Face in laptopThe alleged criminal will be punished if found guilty of the crimes but the damage to the company and the impact to all of the employees is difficult to determine.  In an effort to put its side across in a legally safe manner, UBS has posted all the public and internal statements it has made about the affair on a dedicated website.

Consequences.

“Given how serious the consequences of the incident were, we must assume that UBS’s culture and practices will be examined during the course of the trial,” UBS chief executive Sergio Ermotti told the bank’s staff last week. “As uncomfortable as the entire trial will be for UBS, it will show us what the consequences are when misconduct occurs or when individuals do not take their responsibilities seriously,” he wrote in an internal message published on its website.

Executive Exodus.

The fallout has already begun in the aftermath of the arrest.  The bank made major changes in both its staff and strategy that are still underway. Oswald Gruebel, who had been brought out of retirement in 2009 to steer UBS through the financial crisis, resigned as chief executive on Sept. 24, 2011, nine days after Adoboli’s arrest. He was replaced by Ermotti. On Oct. 5, 2011, the bank announced that the two co-heads of its global equities business had resigned. Another senior manager also left and seven other staff in the division faced disciplinary action.
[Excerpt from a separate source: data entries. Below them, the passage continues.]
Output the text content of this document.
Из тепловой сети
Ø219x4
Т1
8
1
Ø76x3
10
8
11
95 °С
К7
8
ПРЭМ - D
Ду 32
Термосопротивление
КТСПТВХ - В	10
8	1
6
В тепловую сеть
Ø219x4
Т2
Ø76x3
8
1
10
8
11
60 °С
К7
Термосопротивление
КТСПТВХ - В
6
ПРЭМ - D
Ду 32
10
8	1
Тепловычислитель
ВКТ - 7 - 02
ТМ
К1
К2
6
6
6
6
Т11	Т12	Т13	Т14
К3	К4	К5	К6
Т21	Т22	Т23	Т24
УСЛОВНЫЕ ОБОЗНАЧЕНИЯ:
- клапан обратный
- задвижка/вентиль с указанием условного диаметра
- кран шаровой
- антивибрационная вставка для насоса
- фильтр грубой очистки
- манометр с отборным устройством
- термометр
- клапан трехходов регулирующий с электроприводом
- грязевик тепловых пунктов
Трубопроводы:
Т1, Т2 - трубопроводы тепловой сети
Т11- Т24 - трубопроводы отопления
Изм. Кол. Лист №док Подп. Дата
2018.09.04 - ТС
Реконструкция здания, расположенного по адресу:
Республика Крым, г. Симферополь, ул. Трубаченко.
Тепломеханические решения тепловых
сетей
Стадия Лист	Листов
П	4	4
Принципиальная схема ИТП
All have now left UBS. Ermotti says UBS has improved internal monitoring and controls to avoid any repeat of the events of September 2011.

Reputation Damage.

Not only have many USB employees lost their jobs from the “Unauthorized Trading”, the bank also scaled down some of its investment banking activities and retreated to its traditional core business of wealth management which inevitably will have impact to shareholders, current employees and clients. The damage to the reputation of UBS is yet to transpire.